• El Uniandino

Petro, no soy digno de que entres en mi casa...

pero una palabra tuya bastará para sanarme. San Mateo 8:8. O bueno, casi. En ese pasaje bíblico el centurión romano es quien no se considera digno de la presencia de Jesús. En nuestro testamento político Petro va decidiendo quién es digno y quién no según la pureza de su ideología. Pero al igual que al personaje bíblico le llegó su prueba de fuego con una oferta de Satanás en el desierto, a Petro le llegó la suya con una oferta también del diablo, sólo que él -muy a su pesar- no es el mesías, y aceptó. Una alianza con la política tradicional tal vez mejore las posibilidades de que Petro llegue al poder, pero también le quita la independencia e ideología que lo diferencian de aquellos a quienes pretende combatir.
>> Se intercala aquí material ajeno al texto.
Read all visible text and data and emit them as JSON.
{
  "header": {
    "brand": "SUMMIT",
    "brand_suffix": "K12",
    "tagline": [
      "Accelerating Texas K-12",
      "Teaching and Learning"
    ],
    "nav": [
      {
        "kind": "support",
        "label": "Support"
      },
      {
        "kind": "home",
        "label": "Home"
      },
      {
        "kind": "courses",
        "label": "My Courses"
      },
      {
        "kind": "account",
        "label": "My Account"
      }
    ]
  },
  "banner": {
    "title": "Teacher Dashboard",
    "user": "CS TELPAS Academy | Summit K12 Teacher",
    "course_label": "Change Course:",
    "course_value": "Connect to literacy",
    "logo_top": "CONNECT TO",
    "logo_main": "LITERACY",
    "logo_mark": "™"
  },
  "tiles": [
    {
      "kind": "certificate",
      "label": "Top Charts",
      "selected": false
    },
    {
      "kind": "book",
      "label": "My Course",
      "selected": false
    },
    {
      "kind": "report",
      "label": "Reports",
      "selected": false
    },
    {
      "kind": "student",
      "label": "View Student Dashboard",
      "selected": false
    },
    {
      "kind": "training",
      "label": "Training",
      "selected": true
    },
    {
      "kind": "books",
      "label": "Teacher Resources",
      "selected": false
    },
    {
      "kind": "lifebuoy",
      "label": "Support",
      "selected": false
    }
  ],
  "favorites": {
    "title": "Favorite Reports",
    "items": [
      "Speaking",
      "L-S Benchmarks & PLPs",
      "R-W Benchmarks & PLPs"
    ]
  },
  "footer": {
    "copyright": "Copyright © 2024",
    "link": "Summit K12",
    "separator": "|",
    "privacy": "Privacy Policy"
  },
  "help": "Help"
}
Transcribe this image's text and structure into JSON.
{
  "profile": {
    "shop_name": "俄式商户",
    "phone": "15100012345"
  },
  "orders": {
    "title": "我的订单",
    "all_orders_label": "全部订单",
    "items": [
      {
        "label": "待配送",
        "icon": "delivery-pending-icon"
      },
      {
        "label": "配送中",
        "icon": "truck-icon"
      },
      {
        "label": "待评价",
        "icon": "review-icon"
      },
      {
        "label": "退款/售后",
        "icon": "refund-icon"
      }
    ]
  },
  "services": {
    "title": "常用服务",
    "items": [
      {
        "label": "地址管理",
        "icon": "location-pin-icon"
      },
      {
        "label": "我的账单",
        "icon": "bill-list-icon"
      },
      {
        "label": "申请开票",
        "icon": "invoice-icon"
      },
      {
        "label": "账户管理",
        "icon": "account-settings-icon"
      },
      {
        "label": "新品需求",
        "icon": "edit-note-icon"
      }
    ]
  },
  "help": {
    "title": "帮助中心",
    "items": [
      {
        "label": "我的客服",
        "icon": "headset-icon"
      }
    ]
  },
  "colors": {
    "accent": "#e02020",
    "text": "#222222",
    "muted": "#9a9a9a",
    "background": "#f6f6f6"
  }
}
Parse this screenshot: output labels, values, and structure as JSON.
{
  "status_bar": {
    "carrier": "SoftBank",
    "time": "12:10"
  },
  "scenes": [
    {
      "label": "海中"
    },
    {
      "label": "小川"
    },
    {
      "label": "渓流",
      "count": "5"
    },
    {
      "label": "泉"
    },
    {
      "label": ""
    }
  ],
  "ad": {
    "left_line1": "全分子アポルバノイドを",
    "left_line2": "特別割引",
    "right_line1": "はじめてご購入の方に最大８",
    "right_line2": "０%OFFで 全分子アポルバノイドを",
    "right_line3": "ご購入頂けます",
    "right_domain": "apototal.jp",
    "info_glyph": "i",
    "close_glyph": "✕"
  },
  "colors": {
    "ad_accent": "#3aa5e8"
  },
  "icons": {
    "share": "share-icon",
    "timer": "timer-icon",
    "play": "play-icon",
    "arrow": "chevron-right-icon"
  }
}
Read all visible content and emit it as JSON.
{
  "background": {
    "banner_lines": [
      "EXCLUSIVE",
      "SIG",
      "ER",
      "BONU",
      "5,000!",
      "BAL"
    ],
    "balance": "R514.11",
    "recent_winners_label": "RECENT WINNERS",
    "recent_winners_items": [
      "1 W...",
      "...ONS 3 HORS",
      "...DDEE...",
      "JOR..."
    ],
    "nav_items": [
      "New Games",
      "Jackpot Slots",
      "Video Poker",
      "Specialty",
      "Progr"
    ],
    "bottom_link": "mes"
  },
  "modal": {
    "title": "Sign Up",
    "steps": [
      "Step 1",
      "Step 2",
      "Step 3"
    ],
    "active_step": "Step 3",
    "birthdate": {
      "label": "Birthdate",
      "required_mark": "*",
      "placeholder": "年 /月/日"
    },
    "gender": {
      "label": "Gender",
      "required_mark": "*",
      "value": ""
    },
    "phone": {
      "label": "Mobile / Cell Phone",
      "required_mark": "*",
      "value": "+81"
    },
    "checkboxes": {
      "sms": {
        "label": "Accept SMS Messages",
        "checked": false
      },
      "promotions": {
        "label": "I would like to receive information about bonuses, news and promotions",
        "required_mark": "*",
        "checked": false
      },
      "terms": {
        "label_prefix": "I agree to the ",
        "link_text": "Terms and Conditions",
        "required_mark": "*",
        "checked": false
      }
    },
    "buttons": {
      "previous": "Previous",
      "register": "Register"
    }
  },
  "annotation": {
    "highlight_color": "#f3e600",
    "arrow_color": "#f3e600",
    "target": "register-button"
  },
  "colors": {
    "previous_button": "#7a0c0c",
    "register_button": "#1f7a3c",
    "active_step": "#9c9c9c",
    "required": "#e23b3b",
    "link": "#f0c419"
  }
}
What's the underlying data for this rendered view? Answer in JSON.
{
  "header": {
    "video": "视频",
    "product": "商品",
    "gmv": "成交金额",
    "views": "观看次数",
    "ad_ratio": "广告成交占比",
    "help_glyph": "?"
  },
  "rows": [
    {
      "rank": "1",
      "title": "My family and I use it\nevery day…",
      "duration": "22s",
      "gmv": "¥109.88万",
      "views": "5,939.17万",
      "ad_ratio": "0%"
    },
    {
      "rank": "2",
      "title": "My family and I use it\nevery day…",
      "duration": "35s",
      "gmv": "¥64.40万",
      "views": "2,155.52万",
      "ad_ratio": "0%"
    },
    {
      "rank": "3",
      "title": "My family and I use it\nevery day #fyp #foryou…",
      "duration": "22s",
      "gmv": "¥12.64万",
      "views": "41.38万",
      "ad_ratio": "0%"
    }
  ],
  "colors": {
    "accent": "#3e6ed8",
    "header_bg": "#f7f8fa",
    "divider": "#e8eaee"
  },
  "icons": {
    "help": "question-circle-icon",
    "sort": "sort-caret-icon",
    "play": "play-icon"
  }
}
Las diferencias ideológicas deberían ser centrales en la política y criticar a Petro por pedir algún grado de coherencia ideológica a sus aliados sería absurdo, pero él transformó la exigencia de consensos sobre principios generales en pruebas de pureza más propias del agua que de la gente. Dentro de todas las cosas que podrían haber causado el distanciamiento entre el senador de la Colombia Humana y Claudia López en las elecciones por la Alcaldía de Bogotá, como la política social, ambiental, de lucha contra el crimen, etc, al final fue la ubicación del metro respecto del nivel del suelo, v.g., arriba o abajo, el punto principal por el que el senador se distanció de los verdes, pese a que López compartía su postura y sólo haría el elevado en caso de que quedara contratado, lo que finalmente ocurrió. Incluso durante el mes de noviembre llegó a criticar a la alcaldesa por comprar papa lavada, lo que según el senador significaba no apoyar a los campesinos. También marcó distancia con S. Fajardo pues, según Petro, Los Castaño, que fundaron las AUC, tuvieron de subordinado a Don Berna, quien tal vez tuvo una alianza con autoridades antioqueñas para la reducción de homicidios y de pronto haya una conexión entre esas AUC y los homicidios de líderes sociales hoy. El líder de la Colombia Humana no se junta con personas que tengan una mancha en su vida. Uno no puede ser la renovación de la política juntándose “los mismos con las mismas”, como diría Robledo.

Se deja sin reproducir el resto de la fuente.